In 1996, Congress extended the prohibition on gun possession to persons convicted of a misdemeanor crime of domestic violence. See 18 U.S.C. § 922(g)(9). Defense lawyers have for some time attempted to avoid this prohibition by negotiating with prosecutors to strike the domestic violence language from the criminal complaint and pleading their clients to “otherwise disorderly conduct.” In Koll v. The Dept. of Justice of the State of Wisconsin, 2008AP2027, the Court upheld the decision of the DOJ to deny Joseph Koll a handgun due to his plea to a charge of disorderly conduct that was amended so that it did not include domestic violence as an element but still involved a victim with whom he had lived in a domestic relationship. The Court wrote:
The question before us is whether Koll’s conviction for disorderly conduct prohibits him, under the Gun Control Act, from exercising his Second Amendment right to bear arms. The U.S. Supreme Court has unambiguously spoken, and the facts can lead to but one conclusion. Because Koll had a domestic relationship with the victim of his misdemeanor crime of disorderly conduct, he may not possess a gun.

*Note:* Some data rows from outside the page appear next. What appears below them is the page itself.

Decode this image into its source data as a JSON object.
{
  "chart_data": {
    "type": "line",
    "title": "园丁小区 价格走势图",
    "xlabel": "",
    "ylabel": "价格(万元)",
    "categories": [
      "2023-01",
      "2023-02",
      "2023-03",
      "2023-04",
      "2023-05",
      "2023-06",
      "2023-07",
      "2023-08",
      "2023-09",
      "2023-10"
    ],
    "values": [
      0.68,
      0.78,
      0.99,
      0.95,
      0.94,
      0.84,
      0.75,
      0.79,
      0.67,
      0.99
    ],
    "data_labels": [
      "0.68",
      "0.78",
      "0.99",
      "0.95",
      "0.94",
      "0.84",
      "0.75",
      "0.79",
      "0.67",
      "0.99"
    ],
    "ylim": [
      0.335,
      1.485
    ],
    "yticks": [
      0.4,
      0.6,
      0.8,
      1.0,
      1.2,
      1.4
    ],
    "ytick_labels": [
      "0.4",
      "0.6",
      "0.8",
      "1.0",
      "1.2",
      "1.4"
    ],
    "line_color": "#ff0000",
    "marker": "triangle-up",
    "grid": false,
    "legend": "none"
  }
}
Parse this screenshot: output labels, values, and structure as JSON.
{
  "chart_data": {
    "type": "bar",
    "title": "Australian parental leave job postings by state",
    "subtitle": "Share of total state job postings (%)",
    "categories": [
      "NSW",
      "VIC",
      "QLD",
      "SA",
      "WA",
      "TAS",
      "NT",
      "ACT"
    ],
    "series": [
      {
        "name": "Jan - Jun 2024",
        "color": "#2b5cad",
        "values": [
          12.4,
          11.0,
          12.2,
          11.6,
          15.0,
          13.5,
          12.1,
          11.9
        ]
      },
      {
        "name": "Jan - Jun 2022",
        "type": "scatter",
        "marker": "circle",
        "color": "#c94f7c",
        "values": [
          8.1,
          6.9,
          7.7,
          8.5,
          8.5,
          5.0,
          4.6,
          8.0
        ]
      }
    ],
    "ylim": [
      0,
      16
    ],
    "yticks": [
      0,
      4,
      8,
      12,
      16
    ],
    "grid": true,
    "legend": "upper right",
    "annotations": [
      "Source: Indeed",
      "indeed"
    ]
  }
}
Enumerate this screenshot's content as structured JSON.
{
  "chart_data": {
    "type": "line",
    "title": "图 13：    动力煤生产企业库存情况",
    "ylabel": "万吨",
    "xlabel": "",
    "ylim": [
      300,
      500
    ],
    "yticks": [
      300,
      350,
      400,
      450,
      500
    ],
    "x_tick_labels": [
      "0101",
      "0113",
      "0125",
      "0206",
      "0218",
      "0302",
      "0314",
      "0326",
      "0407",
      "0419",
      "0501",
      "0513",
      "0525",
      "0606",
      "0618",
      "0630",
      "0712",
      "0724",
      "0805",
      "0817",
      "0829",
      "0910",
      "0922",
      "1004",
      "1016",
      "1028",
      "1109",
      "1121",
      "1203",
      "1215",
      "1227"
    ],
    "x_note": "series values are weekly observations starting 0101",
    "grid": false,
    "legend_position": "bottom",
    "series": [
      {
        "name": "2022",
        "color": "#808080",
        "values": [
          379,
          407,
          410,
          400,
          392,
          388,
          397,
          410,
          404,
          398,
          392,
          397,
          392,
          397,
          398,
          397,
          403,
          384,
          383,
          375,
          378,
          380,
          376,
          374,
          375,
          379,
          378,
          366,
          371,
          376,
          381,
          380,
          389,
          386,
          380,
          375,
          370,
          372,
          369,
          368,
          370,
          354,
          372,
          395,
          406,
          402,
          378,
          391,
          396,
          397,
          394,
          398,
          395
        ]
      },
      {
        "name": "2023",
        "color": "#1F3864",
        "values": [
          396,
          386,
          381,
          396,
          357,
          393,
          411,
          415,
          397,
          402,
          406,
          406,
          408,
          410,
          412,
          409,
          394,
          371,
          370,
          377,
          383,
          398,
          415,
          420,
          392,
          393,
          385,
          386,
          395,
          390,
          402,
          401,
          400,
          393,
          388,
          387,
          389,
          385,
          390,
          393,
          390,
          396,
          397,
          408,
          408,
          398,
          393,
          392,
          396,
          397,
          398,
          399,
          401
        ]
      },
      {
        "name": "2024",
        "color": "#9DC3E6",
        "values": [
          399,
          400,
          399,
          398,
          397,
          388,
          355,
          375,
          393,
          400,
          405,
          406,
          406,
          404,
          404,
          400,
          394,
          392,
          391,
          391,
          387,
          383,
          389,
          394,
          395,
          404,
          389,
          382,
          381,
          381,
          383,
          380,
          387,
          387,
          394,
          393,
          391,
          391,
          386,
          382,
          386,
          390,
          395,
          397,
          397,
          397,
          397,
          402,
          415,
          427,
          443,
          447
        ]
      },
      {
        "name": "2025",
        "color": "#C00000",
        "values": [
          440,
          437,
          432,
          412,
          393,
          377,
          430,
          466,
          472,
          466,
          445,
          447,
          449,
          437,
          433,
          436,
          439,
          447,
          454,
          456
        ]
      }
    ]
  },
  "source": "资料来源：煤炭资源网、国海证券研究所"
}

Defendants accused of these types of offenses must have their matters thoroughly scrutinized. In a state like Wisconsin, where hunting is very popular and the right to bear arms is cherished, these charges must not be taken lightly. While domestic violence should not be tolerated and the congressional record reveals that the presence of a gun in a household increases the likelihood that a domestic incident will escalate to a homicide threefold, one’s constituional rights should not be abandoned in a cavalier fashion.